Just look at these wonderful ladies. They might look like a coven of witches, but they are in fact a little tea party of the Ladies of the Almshouses at Castle Rising
, in Norfolk. At first, the whole concept might strike you as a nonsense anachronism, that there are still spinster women who live in so-called "poor houses" at all, but after hearing the history of the Almshouse movement today, I reckon it holds a lesson for us all.
For instance, these ladies are cared for because of the bequest of Henry Howard, Earl of Northampton in 1614. He saw a need - for the impoverished lady spinsters of the parish - and did something about it, by building Trinity Hospital, or Bede House as it is also known.
He specified that the deserving women should attend church regularly, be able to read, be unmarried, aged at least 56, "no scold, no harlot, no drunkard, no haunter of tavern, inn, or alehouse" and should wear a special uniform of a long cloak and a pointed hat. This, they still wear on special occasions!

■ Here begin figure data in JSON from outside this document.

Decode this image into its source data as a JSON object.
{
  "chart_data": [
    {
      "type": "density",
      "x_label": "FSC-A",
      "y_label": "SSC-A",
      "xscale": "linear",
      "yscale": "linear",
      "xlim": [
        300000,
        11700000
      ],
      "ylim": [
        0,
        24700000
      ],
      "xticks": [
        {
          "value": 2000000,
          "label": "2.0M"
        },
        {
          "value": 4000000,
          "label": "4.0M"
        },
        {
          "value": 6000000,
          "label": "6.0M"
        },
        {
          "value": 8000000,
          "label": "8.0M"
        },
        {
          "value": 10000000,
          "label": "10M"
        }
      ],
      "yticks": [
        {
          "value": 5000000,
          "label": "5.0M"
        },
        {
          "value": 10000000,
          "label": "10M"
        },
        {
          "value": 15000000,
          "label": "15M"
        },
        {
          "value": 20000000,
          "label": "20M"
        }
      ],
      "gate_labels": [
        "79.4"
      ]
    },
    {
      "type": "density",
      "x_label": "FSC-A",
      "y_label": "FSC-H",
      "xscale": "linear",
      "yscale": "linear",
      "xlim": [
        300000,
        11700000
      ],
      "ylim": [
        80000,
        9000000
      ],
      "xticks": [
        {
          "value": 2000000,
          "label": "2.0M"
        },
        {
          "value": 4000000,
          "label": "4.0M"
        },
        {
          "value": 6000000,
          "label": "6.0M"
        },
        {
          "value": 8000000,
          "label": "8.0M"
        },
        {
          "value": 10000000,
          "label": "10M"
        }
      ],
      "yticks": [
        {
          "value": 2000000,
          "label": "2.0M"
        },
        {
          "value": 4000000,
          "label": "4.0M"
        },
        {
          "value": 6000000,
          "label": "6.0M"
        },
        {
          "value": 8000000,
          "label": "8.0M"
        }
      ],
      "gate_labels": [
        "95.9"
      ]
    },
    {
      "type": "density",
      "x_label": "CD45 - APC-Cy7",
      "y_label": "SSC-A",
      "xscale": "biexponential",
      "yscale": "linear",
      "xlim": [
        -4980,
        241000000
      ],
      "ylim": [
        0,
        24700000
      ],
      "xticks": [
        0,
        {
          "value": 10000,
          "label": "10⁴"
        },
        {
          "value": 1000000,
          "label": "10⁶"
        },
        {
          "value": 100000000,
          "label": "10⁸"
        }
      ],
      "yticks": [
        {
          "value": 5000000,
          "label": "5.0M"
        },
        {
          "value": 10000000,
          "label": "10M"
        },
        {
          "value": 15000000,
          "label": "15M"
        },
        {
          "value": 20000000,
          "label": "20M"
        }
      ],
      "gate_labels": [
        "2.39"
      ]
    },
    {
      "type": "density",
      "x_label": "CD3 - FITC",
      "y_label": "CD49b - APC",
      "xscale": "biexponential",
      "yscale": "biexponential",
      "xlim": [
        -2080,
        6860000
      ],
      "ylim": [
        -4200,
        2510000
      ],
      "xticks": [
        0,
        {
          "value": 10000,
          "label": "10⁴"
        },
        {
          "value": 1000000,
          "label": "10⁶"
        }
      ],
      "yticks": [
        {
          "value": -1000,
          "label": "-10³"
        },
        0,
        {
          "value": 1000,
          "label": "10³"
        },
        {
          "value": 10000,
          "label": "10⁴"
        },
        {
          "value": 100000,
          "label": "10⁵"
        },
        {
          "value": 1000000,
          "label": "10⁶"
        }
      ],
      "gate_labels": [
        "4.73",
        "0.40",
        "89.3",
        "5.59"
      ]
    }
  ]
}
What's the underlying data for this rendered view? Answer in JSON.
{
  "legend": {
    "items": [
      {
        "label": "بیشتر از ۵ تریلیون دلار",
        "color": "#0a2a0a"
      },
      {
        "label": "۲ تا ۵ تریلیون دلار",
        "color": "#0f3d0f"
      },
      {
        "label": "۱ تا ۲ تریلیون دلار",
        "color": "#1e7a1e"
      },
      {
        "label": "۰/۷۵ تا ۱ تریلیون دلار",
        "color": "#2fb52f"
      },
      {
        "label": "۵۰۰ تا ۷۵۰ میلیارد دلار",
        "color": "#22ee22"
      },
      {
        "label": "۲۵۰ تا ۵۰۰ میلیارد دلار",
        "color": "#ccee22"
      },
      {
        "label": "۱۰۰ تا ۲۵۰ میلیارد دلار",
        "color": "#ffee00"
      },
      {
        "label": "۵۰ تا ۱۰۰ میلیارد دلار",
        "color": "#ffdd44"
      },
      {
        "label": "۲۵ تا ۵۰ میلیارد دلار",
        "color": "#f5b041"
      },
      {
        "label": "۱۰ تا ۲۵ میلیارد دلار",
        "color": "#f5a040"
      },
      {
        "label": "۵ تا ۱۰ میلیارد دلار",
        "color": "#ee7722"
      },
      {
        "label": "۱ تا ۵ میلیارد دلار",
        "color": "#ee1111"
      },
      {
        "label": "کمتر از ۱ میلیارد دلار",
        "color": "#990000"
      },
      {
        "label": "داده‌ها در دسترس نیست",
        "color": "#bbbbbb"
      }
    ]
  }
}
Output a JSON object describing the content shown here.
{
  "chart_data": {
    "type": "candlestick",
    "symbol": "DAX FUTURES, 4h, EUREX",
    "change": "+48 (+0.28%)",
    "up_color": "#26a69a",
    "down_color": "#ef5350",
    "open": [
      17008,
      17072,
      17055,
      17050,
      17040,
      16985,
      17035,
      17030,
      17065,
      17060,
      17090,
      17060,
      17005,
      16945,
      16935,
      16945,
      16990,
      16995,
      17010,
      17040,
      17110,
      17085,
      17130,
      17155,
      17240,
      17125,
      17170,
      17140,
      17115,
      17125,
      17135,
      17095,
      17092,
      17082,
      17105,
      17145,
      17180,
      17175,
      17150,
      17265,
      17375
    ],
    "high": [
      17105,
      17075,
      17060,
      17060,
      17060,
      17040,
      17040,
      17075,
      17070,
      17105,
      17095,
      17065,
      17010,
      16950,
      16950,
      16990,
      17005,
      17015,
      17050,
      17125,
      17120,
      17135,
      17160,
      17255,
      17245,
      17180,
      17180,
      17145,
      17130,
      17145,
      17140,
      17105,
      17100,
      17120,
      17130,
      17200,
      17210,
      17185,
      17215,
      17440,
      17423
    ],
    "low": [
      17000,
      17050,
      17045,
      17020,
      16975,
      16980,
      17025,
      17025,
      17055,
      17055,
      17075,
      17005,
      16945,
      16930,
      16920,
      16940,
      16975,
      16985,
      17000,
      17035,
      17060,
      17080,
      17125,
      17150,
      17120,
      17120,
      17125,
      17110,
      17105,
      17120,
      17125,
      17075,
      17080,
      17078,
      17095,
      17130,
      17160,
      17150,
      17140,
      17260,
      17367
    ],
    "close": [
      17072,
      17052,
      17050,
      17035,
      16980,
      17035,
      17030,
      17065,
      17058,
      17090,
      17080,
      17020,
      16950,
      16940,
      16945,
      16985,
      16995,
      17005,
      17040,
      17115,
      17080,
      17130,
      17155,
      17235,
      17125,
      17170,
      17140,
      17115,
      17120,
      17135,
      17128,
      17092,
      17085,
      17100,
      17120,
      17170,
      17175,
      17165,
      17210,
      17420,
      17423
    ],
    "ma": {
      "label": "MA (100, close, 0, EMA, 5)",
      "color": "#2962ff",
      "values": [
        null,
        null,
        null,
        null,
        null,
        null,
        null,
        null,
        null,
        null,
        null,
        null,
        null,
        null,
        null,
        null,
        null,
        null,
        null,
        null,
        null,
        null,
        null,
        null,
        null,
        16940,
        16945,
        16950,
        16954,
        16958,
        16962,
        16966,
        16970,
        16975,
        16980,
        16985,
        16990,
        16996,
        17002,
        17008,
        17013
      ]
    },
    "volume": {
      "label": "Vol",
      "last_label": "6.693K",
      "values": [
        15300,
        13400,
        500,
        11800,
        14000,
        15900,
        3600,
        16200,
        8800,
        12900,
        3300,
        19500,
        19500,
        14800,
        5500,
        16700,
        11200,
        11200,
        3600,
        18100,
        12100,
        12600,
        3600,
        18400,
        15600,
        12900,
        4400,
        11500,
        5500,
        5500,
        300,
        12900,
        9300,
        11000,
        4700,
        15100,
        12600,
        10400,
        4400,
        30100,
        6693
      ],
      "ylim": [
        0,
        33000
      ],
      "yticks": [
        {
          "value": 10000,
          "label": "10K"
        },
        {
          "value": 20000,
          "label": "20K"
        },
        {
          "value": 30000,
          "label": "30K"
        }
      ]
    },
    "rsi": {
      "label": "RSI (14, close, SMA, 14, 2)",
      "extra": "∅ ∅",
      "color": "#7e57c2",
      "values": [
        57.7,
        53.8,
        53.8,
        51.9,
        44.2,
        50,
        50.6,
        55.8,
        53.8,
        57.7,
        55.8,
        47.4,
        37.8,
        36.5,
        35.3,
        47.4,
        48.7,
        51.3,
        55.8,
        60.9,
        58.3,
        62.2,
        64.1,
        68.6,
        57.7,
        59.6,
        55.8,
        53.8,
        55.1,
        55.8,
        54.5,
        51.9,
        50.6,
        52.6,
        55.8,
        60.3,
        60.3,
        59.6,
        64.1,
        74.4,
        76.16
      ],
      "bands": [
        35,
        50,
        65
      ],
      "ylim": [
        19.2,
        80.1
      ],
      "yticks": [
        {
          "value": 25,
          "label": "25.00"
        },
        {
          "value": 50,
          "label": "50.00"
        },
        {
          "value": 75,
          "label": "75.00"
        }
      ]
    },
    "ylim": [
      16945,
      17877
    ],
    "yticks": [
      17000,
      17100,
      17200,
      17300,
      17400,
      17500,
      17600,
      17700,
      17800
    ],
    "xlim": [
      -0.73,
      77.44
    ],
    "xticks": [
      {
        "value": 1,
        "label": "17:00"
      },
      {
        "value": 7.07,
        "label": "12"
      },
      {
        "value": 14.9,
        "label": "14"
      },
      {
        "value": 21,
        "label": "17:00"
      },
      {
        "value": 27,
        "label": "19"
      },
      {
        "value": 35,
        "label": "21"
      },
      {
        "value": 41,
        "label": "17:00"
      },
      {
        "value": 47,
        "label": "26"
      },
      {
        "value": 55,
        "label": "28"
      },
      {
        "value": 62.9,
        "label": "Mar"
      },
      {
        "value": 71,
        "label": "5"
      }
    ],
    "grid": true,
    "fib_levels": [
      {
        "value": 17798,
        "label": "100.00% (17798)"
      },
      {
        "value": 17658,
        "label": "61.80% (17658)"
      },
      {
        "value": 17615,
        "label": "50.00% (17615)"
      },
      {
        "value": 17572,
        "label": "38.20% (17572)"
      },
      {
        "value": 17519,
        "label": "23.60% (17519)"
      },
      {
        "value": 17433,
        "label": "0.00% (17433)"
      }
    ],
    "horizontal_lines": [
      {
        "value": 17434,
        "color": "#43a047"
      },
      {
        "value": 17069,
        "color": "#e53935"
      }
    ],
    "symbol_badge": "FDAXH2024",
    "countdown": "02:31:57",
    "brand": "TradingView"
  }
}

And they are not the only ones to enjoy such long, ancient and well-meaning traditions. Throughout the UK, there are thousands of old and new almshouses, provided by charities whose sole purpose is to provide affordable housing to those who need it, and to make NO PROFIT from it.
I accentuate that, because, the no profit model is what seems to work. Using money often donated many centuries ago, good houses (and some beautiful examples at that) can be built, occupied, maintained and any excess ploughed back into the charity for future use.
Apparently many a Prime Minister, politician and housing minister has visited the Almshouse Association, which is based in Wokingham, and asked "why can't we do that?".
As I was told by Trevor Hargreaves, Deputy Director of the National Association of Almshouses, "it's a model that works, and has worked for centuries. But what works is the fact that the model is not constructed to make a profit, just to continue its work into the future."